Zaroff fait quant à lui mine de s’intéresser amoureusement à Miss Trowbridge (interprétée par Fay Wray), une jeune femme naufragée qu’il accueille chez lui. Elle semble toutefois très secondaire par rapport à sa véritable passion, qui est la chasse. Il présente la jeune femme comme une récompense pour le vainqueur: « D’abord la chasse, ensuite l’amour », résume-t-il. Il est en outre plus soucieux d’amitié virile que de relation amoureuse : lorsque Bob Rainsford arrive chez lui après un naufrage, Zaroff lui propose d’abord de chasser avec lui ; ce n’est que suite au refus de Rainsford de chasser des hommes que Zaroff lui assigne le rôle de proie. Robert Lang voit dans Zaroff une figure d’homosexuel : « The woman serves to displace and disguise this desire […] Zaroff is not really interested in the woman at all […] winning the hunt is the key thing: it is phallicizing. The screenwiter understood that if you show that a man can be hunted – penetrated by an arrow = « fucked »- the only way to level the symbolic field is to introduce a woman into the narrative. The task of the hero becomes, then, to protect her from being raped by the villain. »(3)Robert LANG, Masculine Interests: homoerotics in Hollywood films, Columbia University Press, 2002, p. 68. Significativement, le personnage de Miss Trowbridge, avec lequel Rainsford s’échappe vers un avenir radieux et amoureux à la fin du film, n’apparaissait pas dans le livre de Connell.
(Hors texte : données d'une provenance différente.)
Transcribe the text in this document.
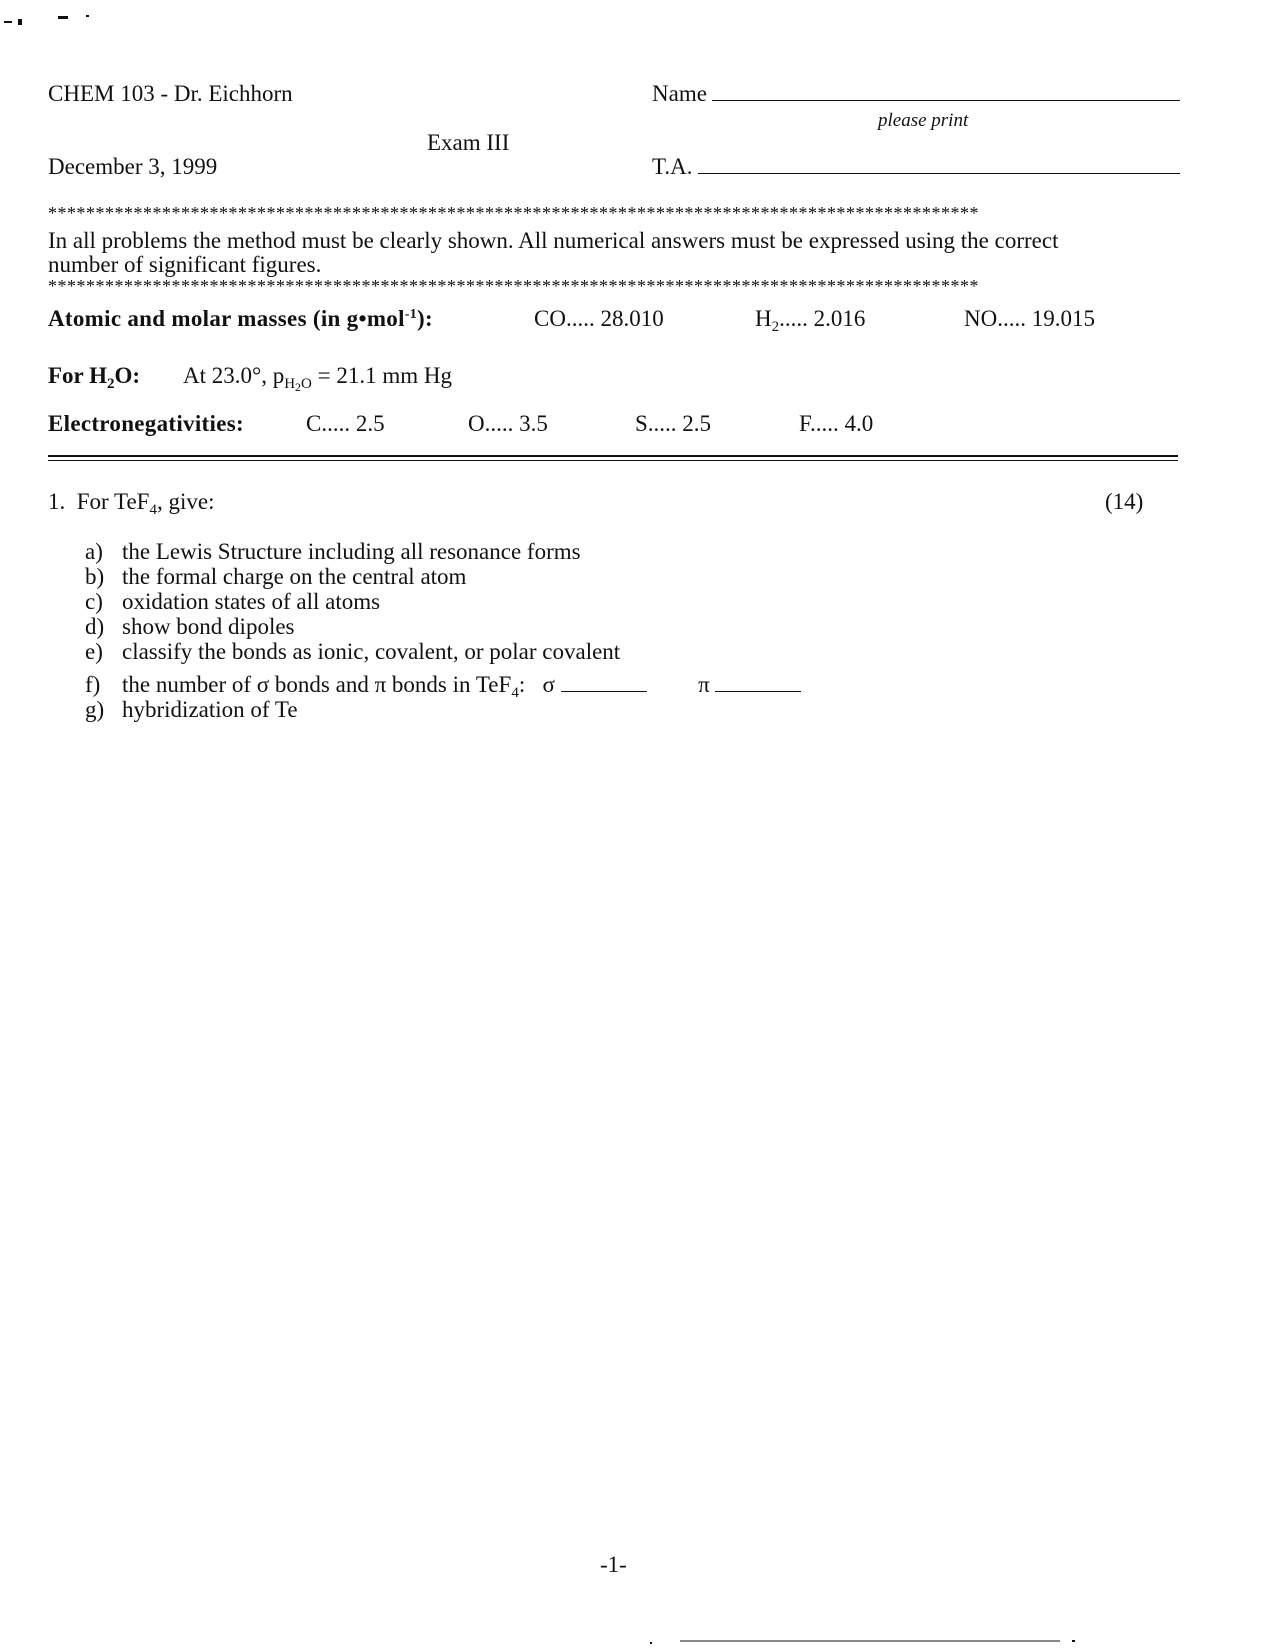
CHEM 103 - Dr. Eichhorn
December 3, 1999
Exam III
Name
please print
T.A.
**************************************************************************************************
In all problems the method must be clearly shown. All numerical answers must be expressed using the correct
number of significant figures.
**************************************************************************************************
Atomic and molar masses (in g•mol$^{-1}$):	CO..... 28.010	$H_2$..... 2.016	NO..... 19.015
For $H_2O$: At 23.0°, $p_{H_2O} = 21.1$ mm Hg
Electronegativities:	C..... 2.5	O..... 3.5	S..... 2.5	F..... 4.0
1. For TeF$_4$, give:	(14)
a) the Lewis Structure including all resonance forms
b) the formal charge on the central atom
c) oxidation states of all atoms
d) show bond dipoles
e) classify the bonds as ionic, covalent, or polar covalent
f) the number of σ bonds and π bonds in TeF$_4$: σ	π
g) hybridization of Te
-1-
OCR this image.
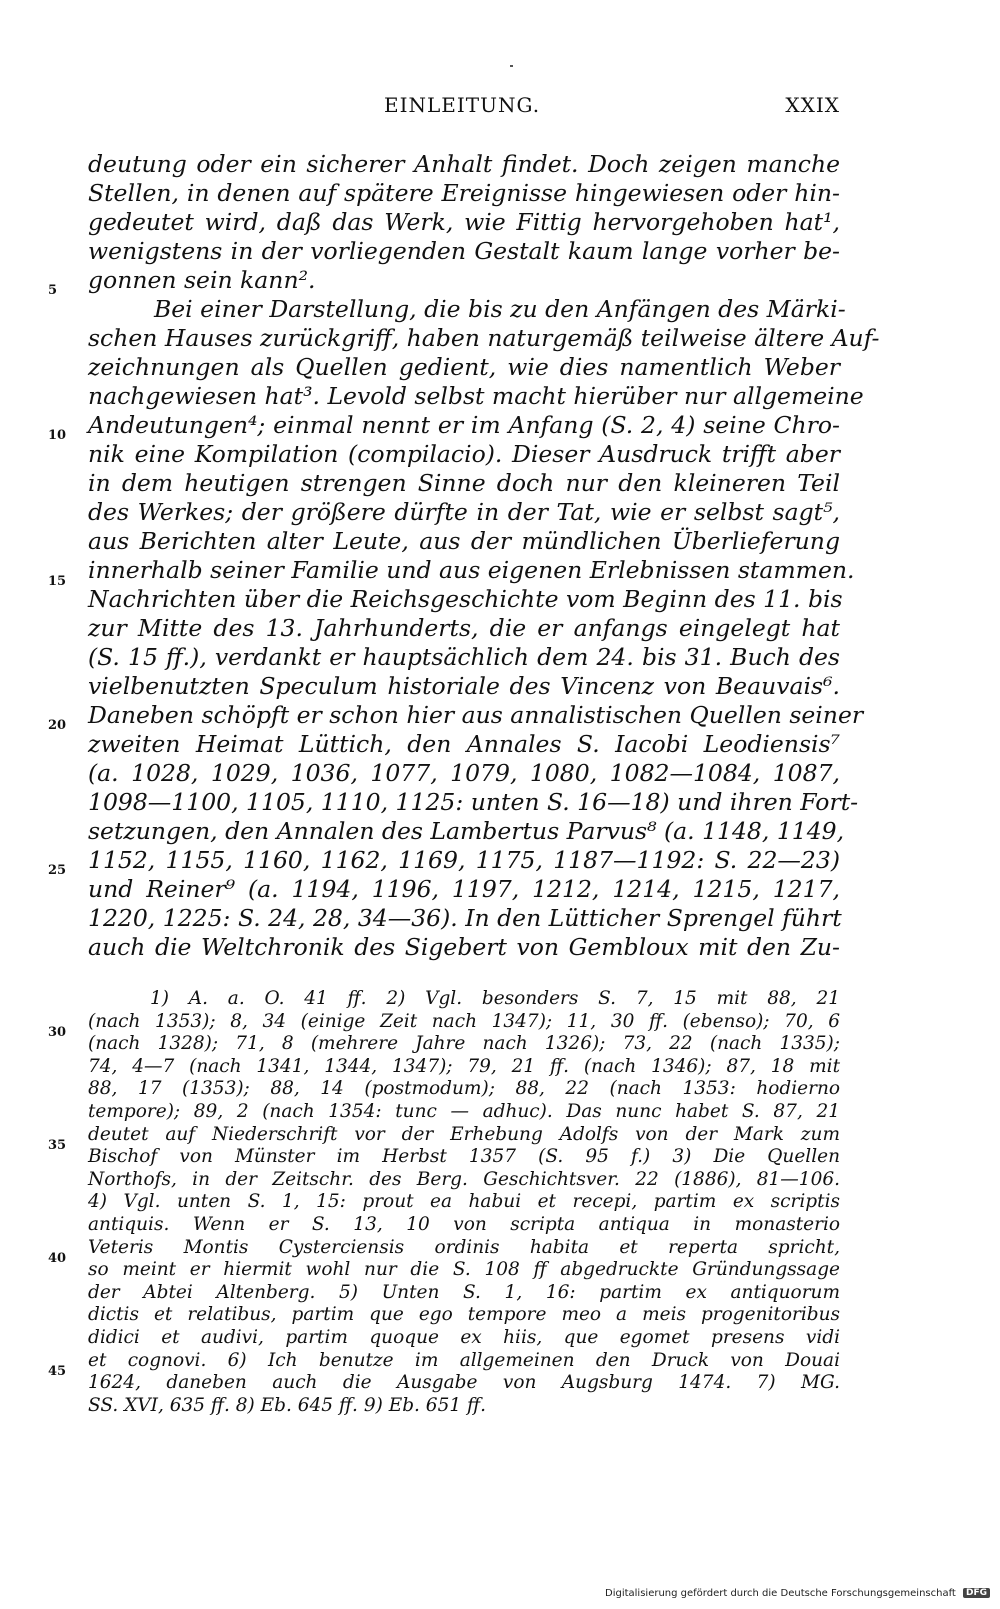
EINLEITUNG.	XXIX
deutung oder ein sicherer Anhalt findet. Doch zeigen manche
Stellen, in denen auf spätere Ereignisse hingewiesen oder hin-
gedeutet wird, daß das Werk, wie Fittig hervorgehoben hat¹,
wenigstens in der vorliegenden Gestalt kaum lange vorher be-
gonnen sein kann².
Bei einer Darstellung, die bis zu den Anfängen des Märki-
schen Hauses zurückgriff, haben naturgemäß teilweise ältere Auf-
zeichnungen als Quellen gedient, wie dies namentlich Weber
nachgewiesen hat³. Levold selbst macht hierüber nur allgemeine
Andeutungen⁴; einmal nennt er im Anfang (S. 2, 4) seine Chro-
nik eine Kompilation (compilacio). Dieser Ausdruck trifft aber
in dem heutigen strengen Sinne doch nur den kleineren Teil
des Werkes; der größere dürfte in der Tat, wie er selbst sagt⁵,
aus Berichten alter Leute, aus der mündlichen Überlieferung
innerhalb seiner Familie und aus eigenen Erlebnissen stammen.
Nachrichten über die Reichsgeschichte vom Beginn des 11. bis
zur Mitte des 13. Jahrhunderts, die er anfangs eingelegt hat
(S. 15 ff.), verdankt er hauptsächlich dem 24. bis 31. Buch des
vielbenutzten Speculum historiale des Vincenz von Beauvais⁶.
Daneben schöpft er schon hier aus annalistischen Quellen seiner
zweiten Heimat Lüttich, den Annales S. Iacobi Leodiensis⁷
(a. 1028, 1029, 1036, 1077, 1079, 1080, 1082—1084, 1087,
1098—1100, 1105, 1110, 1125: unten S. 16—18) und ihren Fort-
setzungen, den Annalen des Lambertus Parvus⁸ (a. 1148, 1149,
1152, 1155, 1160, 1162, 1169, 1175, 1187—1192: S. 22—23)
und Reiner⁹ (a. 1194, 1196, 1197, 1212, 1214, 1215, 1217,
1220, 1225: S. 24, 28, 34—36). In den Lütticher Sprengel führt
auch die Weltchronik des Sigebert von Gembloux mit den Zu-
5
10
15
20
25
1) A. a. O. 41 ff. 2) Vgl. besonders S. 7, 15 mit 88, 21
(nach 1353); 8, 34 (einige Zeit nach 1347); 11, 30 ff. (ebenso); 70, 6
(nach 1328); 71, 8 (mehrere Jahre nach 1326); 73, 22 (nach 1335);
74, 4—7 (nach 1341, 1344, 1347); 79, 21 ff. (nach 1346); 87, 18 mit
88, 17 (1353); 88, 14 (postmodum); 88, 22 (nach 1353: hodierno
tempore); 89, 2 (nach 1354: tunc — adhuc). Das nunc habet S. 87, 21
deutet auf Niederschrift vor der Erhebung Adolfs von der Mark zum
Bischof von Münster im Herbst 1357 (S. 95 f.) 3) Die Quellen
Northofs, in der Zeitschr. des Berg. Geschichtsver. 22 (1886), 81—106.
4) Vgl. unten S. 1, 15: prout ea habui et recepi, partim ex scriptis
antiquis. Wenn er S. 13, 10 von scripta antiqua in monasterio
Veteris Montis Cysterciensis ordinis habita et reperta spricht,
so meint er hiermit wohl nur die S. 108 ff abgedruckte Gründungssage
der Abtei Altenberg. 5) Unten S. 1, 16: partim ex antiquorum
dictis et relatibus, partim que ego tempore meo a meis progenitoribus
didici et audivi, partim quoque ex hiis, que egomet presens vidi
et cognovi. 6) Ich benutze im allgemeinen den Druck von Douai
1624, daneben auch die Ausgabe von Augsburg 1474. 7) MG.
SS. XVI, 635 ff. 8) Eb. 645 ff. 9) Eb. 651 ff.
30
35
40
45
Digitalisierung gefördert durch die Deutsche Forschungsgemeinschaft DFG
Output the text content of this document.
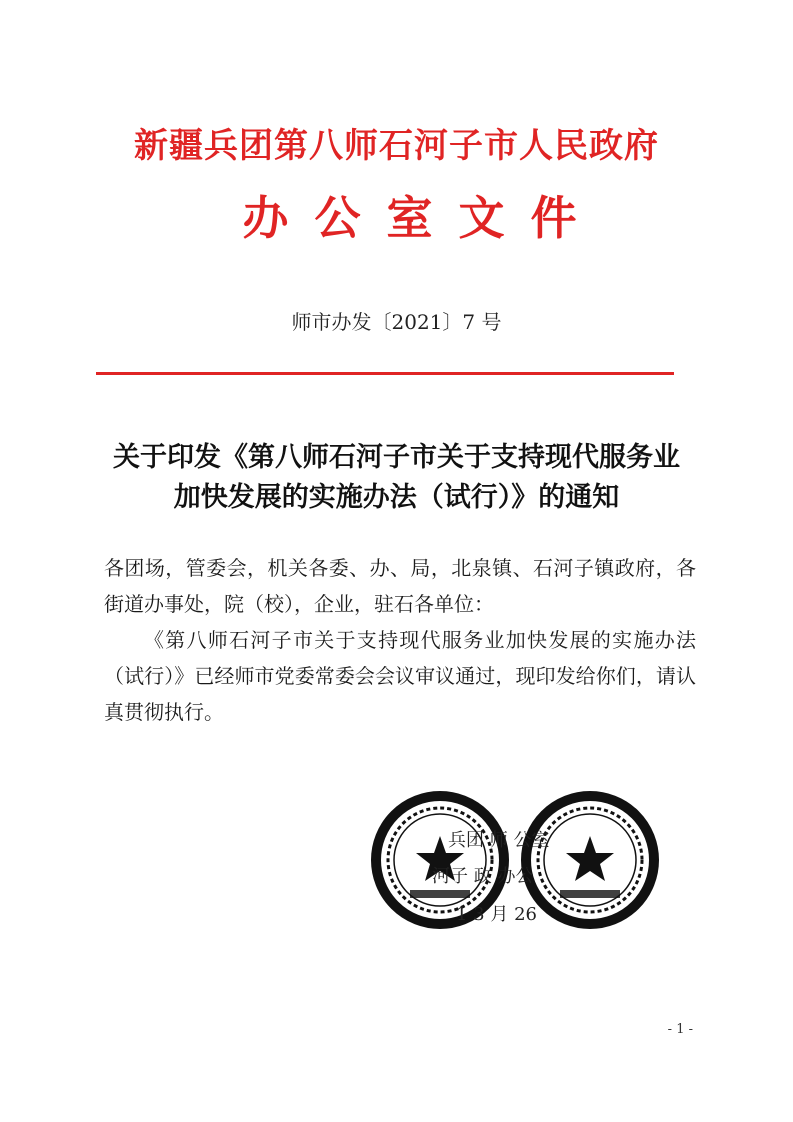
新疆兵团第八师石河子市人民政府
办公室文件
师市办发〔2021〕7 号
关于印发《第八师石河子市关于支持现代服务业
加快发展的实施办法（试行）》的通知

各团场，管委会，机关各委、办、局，北泉镇、石河子镇政府，各街道办事处，院（校），企业，驻石各单位：

《第八师石河子市关于支持现代服务业加快发展的实施办法（试行）》已经师市党委常委会会议审议通过，现印发给你们，请认真贯彻执行。

兵团 师 公室
河子 政 办公
1 3 月 26
- 1 -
Son ajout dans le métrage est révélateur d’une volonté d’atténuer la charge homoérotique patente de l’œuvre littéraire – intention rendue d’autant plus manifeste par l’artificialité de l’intégration du personnage féminin à l’intrigue.

Tant Sebastian que le comte Zaroff conservent par ailleurs scrupuleusement des souvenirs de leurs chasses. C’est à l’occasion des vacances d’été, qu’il passe à l’étranger avec sa mère ou sa cousine, que Sebastian chasse les jeunes garçons. Il écrit chaque année à cette période un unique poème, consigné dans un carnet de notes. Ce poème n’est montré qu’à un cercle restreint d’amis et conservé jalousement par sa mère. Quant à Zaroff, il a aménagé dans les sous-sols de sa demeure une salle des trophées où il conserve les têtes de tous les hommes qu’il a chassés et tués. Cette salle est elle aussi entourée de mystère. Les hôtes de Zaroff insistent pour la voir, mais l’accession à la salle des trophées signifie automatiquement la révélation du type de gibier que chasse le comte. Dès qu’il a découvert la salle, le visiteur devient la prochaine proie du chasseur, la salle des trophées marquant, pour qui s’y aventure, le passage de la quiétude des relations policées à la sauvagerie de la chasse dont Zaroff a fixé les règles.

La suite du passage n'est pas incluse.